L’effort se poursuit pour aider Lifou à panser ses plaies

    lundi 15 mai 2017

    cyclone

    Pas une tribu de Lifou n’a été épargnée par les vents dévastateurs de Donna. Dès le lendemain de son passage, c’était le branle-bas de combat pour nettoyer et reconstruire. (© LNC)

    À Lifou, la situation reste très précaire. Le puissant cyclone Donna a laissé d’innombrables cicatrices sur l’île. Cinq jours après son passage, c’est le branle-bas de combat pour qu’un semblant de vie normale puisse reprendre au plus vite.

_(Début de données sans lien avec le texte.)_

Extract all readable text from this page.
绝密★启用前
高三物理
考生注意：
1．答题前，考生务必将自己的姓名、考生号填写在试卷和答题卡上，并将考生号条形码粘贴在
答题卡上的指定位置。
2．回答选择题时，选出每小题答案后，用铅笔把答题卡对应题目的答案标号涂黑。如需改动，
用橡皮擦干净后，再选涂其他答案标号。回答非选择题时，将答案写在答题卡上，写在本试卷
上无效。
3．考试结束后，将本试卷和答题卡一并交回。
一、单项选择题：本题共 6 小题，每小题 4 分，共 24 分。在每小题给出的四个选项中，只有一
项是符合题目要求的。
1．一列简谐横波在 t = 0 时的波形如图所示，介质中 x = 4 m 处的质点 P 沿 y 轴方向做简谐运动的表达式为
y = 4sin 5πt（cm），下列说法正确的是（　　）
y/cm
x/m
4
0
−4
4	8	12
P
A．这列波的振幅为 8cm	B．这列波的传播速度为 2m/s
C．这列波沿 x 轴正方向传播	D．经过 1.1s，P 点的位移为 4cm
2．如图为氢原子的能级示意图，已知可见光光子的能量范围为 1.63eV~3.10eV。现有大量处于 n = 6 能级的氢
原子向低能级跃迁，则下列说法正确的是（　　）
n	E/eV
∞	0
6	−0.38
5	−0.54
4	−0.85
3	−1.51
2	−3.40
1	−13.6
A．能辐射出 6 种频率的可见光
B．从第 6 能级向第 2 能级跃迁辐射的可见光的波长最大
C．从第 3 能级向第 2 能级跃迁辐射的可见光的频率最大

    Car Lifou a payé un lourd tribut après avoir été balayée par des rafales de vent à plus de 150 km/h pendant des heures, mardi dernier puis dans la nuit qui a suivi. Plus d’une centaine d’habitations ont été entièrement détruites, le réseau routier est encombré par la chute de nombreux arbres et de branchages et des milliers de foyers sont privés d’électricité et de téléphone.

    La population, animée par une immense vague de solidarité, s’est immédiatement mise à l’oeuvre pour aider tout le monde à se relever. Certains ont recueilli leurs voisins sinistrés. D’autres, originaires de l’île et venus de la Grande Terre principalement, sont rentrés à Lifou donner la main à leur famille.

    Lifou n’est pas seule. Elle peut compter sur la mobilisation des autorités, de la commune et de l’État. Vendredi dernier, les forces armées de Nouvelle-Calédonie sont venues prêter main-forte. Il s’agit pour elles de sécuriser les infrastructures, notamment les établissements scolaires de Traput, de Hnazianu et de Hnatalo, et aider les habitants à reconstruire leurs maisons dévastées.  Ce détachement de militaires, dont la mission doit durer cinq jours, a déjà nettoyé le grand fare de la tribu de Luecila. L’espace qui accueillait les touristes et les croisiéristes avait été soufflé par le cyclone. À bord de l’avion Casa qui a atterri vendredi dernier à Lifou, l’armée était accompagnée d’une relève de l’unité d’intervention de la sécurité civile et de la Croix-Rouge. Ces hommes et ces femmes ne sont pas venus les mains vides. À bord de l’engin de transport des militaires, 55 kits d’hygiène, 70 kits de cuisine, 70 de construction, 140 bâches et six mètres cubes de vêtements.

    “Dans ces kits de construction, il y a des marteaux, des clous, l’essentiel pour commencer des travaux de base”, explique la sécurité civile. “C’est la même chose pour ce qui est des kits d’hygiène, ce sont des produits de base, essentiels pour faciliter la vie des familles qui vivent, pour certaines, dans des conditions très précaires.”

    Côté tourisme, l’hôtel Drehu village a rouvert ses portes mais, là aussi, les dégâts sont nombreux. S’il est fréquenté par de rares habitants venus déjeuner, l’établissement est vide de touristes, partis dès les premières rotations d’Air Calédonie. D’autres gîtes ont été touchés et seront prochainement rouverts. Peu à peu, la clientèle devrait revenir.